[Foundation-l] Friendliness (was: Missing Wikipedians: An Essay)

Samuel Klein sjklein at hcs.harvard.edu
Tue Feb 22 22:48:02 UTC 2011


Renata,  I really loved this message of yours, and the reminder of how
awesome PGDP is :-)

On Mon, Feb 21, 2011 at 11:47 PM, Renata St <renatawiki at gmail.com> wrote:

>> We could emphasize a more positive engagement intended to get the
>> message to these people about what an encyclopedia is, what Wikipedia
>> is, and what contributions would be appropriate.  But by and large
>> these driveby contributions aren't intended to really stick.  They're
>> an advanced form of vandalism, and the perpetrators know it.

I don't think they are advanced  vandalism.  I see them as the first
step towards becoming a solid contributor.  Anyone who doesn't intend
to spam or vandalize, and has already done the hardest part --
learning that there is an edit button! -- is a community asset to be
helped and supported.

> That's what I thought: "There is too much garbage coming in, too few admins
> to police. There is no way that we can deal with this other than nuke on
> sight and who cares about collateral damage -- we have a war to fight!"
>
> Then one day I stumbled upon Distributed Proofreaders (
> http://www.pgdp.net/c/) and proofread a few pages. I couple days later I
> received *three* *personalized* welcoming messages & evaluations "this is
> what you got right, this is what you should improve". I was shocked. These
> people are overworked, they have huge backlogs, they are stricter about
> quality than the pickiest FAC reviewer, yet three of them found time,
> energy, and good will to write lengthy personalized messages for a newbie
> who reviewed 30 book pages...

We can learn a lot from them.

We need significant, persistent attention to this problem; not simply
a few social gatherings to talk about it at annual meetings.  Some
cross-project banner campaigns to promote being welcoming might help
-- but first we need specific welcoming projects that could use the
input of thousands of participants.

Two places to start:

1. Make a few newbie-helping pages *really* friendly -- moderate how
we use them, change local policy there, make them sources of joy and
acknowledgement.  Ask newbies mentored through those channels to give
back time to help others there, after their first week. (this helps
make it sustainable even if thousands of people show up there)

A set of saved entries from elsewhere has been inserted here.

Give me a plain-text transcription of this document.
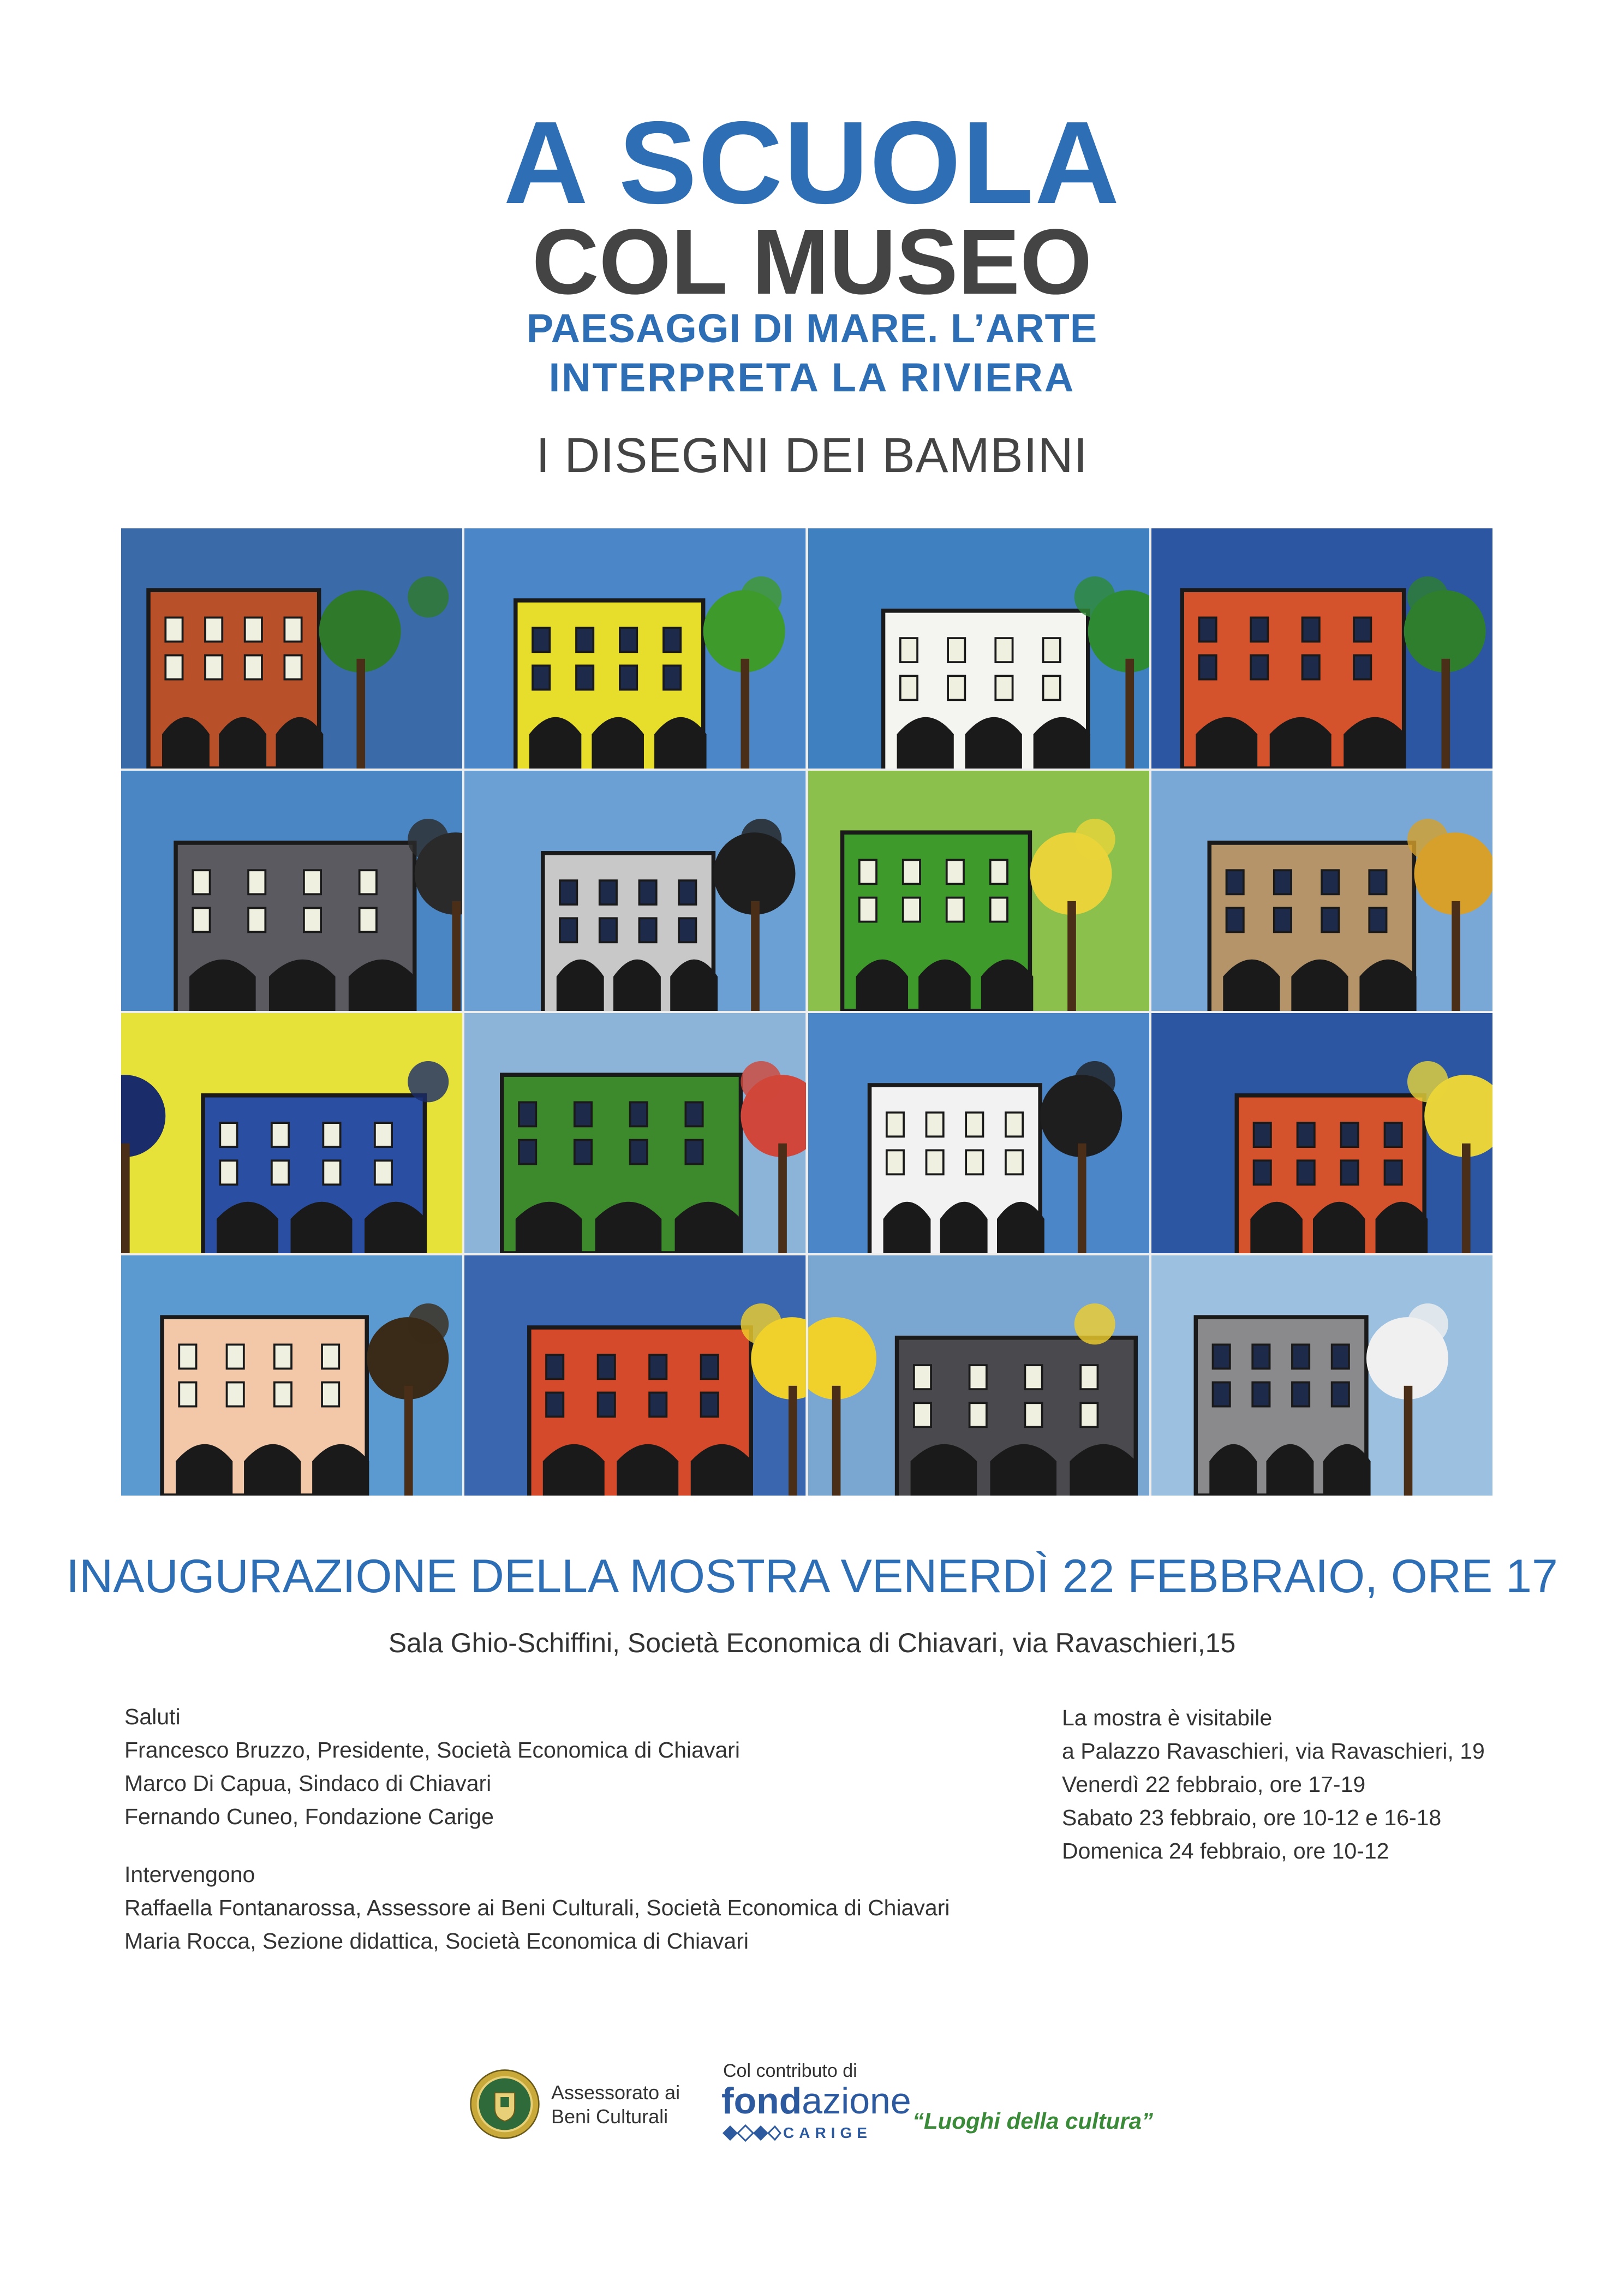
A SCUOLA
COL MUSEO
PAESAGGI DI MARE. L’ARTE
INTERPRETA LA RIVIERA
I DISEGNI DEI BAMBINI
INAUGURAZIONE DELLA MOSTRA VENERDÌ 22 FEBBRAIO, ORE 17
Sala Ghio-Schiffini, Società Economica di Chiavari, via Ravaschieri,15
Saluti
Francesco Bruzzo, Presidente, Società Economica di Chiavari
Marco Di Capua, Sindaco di Chiavari
Fernando Cuneo, Fondazione Carige
Intervengono
Raffaella Fontanarossa, Assessore ai Beni Culturali, Società Economica di Chiavari
Maria Rocca, Sezione didattica, Società Economica di Chiavari
La mostra è visitabile
a Palazzo Ravaschieri, via Ravaschieri, 19
Venerdì 22 febbraio, ore 17-19
Sabato 23 febbraio, ore 10-12 e 16-18
Domenica 24 febbraio, ore 10-12
Assessorato ai
Beni Culturali
Col contributo di
fondazione
CARIGE “Luoghi della cultura”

2. Set up a noticeboard to discuss hard problems involving supporting
/ biting newbies.  A place to discuss improving New Page Patrol,
improving and shortening template style used by major bots, improving
bot friendliness and sensitivity.  A place to review incidents needing
attention by welcomers and supporters (to balance attention by
vandalfighters)

To address 1.,  I've started monitoring [[WP:EAR]] and [[WP:WQA]]
(editor assistance requests, and wikiquette alerts) on en:wp, and
encourage others to do the same (or to choose other newbie pages to
watch).

To address 2., I am drafting a noticeboard about editing and
supporting editors, and welcome comments and contributions there:
   http://en.wikipedia.org/wiki/User:Sj/EN
In my mind, this noticeboard would be a place to discuss how to fix
talk-templates, how to improve the guidelines for approving bots to
make sure they are sufficiently friendly, &c.  It could also have a
subboard for tracking 'incidents' to counterbalance pages like AN/I.